Password Annoyance

After the 2016 Presidential election cycle, there is one thing for certain ... cyber security is more serious than we thought. The Bernie Sanders, Clinton and Trump campaigns all had issues with security of their information and the entire Clinton campaign may have been brought down by lack of server security. That is unfortunate because now all of us regular people doing regular things get to be utterly annoyed by cyber-over-security.

As a lawyer, I know I tend to over lawyer a contract or negotiation by adding verbiage or terms intended to prepare for all the “what if’s” the contract is supposed to protect against. It appears there is now a profession that can overdo it more than lawyers. Congratulations IT people in charge of our cyber security.

Recently, I was asked to complete a letter of recommendation for a former student. Long gone are the days of writing a letter and mailing it in. There is not even a process for emailing in your letter of support. Now, in order to give someone praise one must make a secure account, upload and check two or three prompts ensuring you have uploaded what you wanted to upload and then give the well earned compliment. These millennials will have to earn these letters going forward.
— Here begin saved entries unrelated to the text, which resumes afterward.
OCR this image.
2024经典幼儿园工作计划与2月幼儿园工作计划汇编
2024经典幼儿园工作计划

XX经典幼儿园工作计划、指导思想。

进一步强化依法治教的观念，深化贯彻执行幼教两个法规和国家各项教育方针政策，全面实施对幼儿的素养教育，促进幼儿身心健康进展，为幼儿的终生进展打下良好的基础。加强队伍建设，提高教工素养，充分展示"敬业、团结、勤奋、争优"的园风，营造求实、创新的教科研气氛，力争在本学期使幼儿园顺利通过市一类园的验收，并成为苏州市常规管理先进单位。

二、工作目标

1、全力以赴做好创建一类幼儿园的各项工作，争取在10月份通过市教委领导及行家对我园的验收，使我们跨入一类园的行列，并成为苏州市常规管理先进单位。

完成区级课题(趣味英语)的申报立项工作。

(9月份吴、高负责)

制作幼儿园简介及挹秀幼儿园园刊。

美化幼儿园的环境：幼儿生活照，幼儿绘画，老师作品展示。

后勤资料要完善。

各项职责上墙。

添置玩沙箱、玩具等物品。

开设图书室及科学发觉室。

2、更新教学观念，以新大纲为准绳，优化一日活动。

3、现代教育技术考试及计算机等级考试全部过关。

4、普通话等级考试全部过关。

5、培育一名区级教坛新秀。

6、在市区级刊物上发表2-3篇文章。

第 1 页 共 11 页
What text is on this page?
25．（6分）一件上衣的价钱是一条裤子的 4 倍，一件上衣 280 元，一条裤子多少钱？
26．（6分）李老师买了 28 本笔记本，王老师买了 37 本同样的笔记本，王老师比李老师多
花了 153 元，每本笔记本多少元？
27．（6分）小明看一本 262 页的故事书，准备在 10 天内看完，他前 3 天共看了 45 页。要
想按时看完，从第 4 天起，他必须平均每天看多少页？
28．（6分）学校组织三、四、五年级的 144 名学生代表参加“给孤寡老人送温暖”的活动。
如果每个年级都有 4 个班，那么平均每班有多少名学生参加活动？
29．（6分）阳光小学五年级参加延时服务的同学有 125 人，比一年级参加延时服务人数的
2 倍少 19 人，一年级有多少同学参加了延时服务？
I don’t know if Georgetown, Vanderbilt and the other top tier schools I submitted these letters to have had a rampant issue with security of letters of recommendation. I guess it is possible that some smart college student hoping to gain an advantage could hack into the systems and replace each of his competitors’ letters with his own rendition of the ABC’s or horrific social media post by the applicants. Somehow I find that doubtful. I’ll be sure to consider that “what if” however on the next relevant contract I draft.

Nonetheless, I was required to create a password and an account. Great, more emails to sift through. Unfortunately, I could not create just any password. This ultra-secure site required a password with at least one capital letter, one number, and one special symbol. Like many of you, I try to create passwords that I can actually remember. Although I don’t expect to have to sign in to submit a second letter of recommendation for this student, just in case I got logged out I tried to pick something memorable. At the same time, due to over secure warnings, I did not want to use the same password I use for my bank accounts and other truly important log ins. Of course, as expected after choosing an over complex password I was logged out, directed to my email where I had to click a link to reenter the password I just created. How annoying.

There are only two things more annoying than a complicated password requirement. The first is when you forget the complicated password and must create a new one. Why can’t I use a password I used before? Is there a deadline or fall off period like the seven years on your credit report when you can use the same password again? Creating a new password that is not the same as the one you had before only works for people who can remember all their passwords – in which case they wouldn’t need a new one. Whole reason you had to reset the darn things again is because they made you change it in the first place. I dread the prompt that says “Time to change your password.” Why? Who asked you.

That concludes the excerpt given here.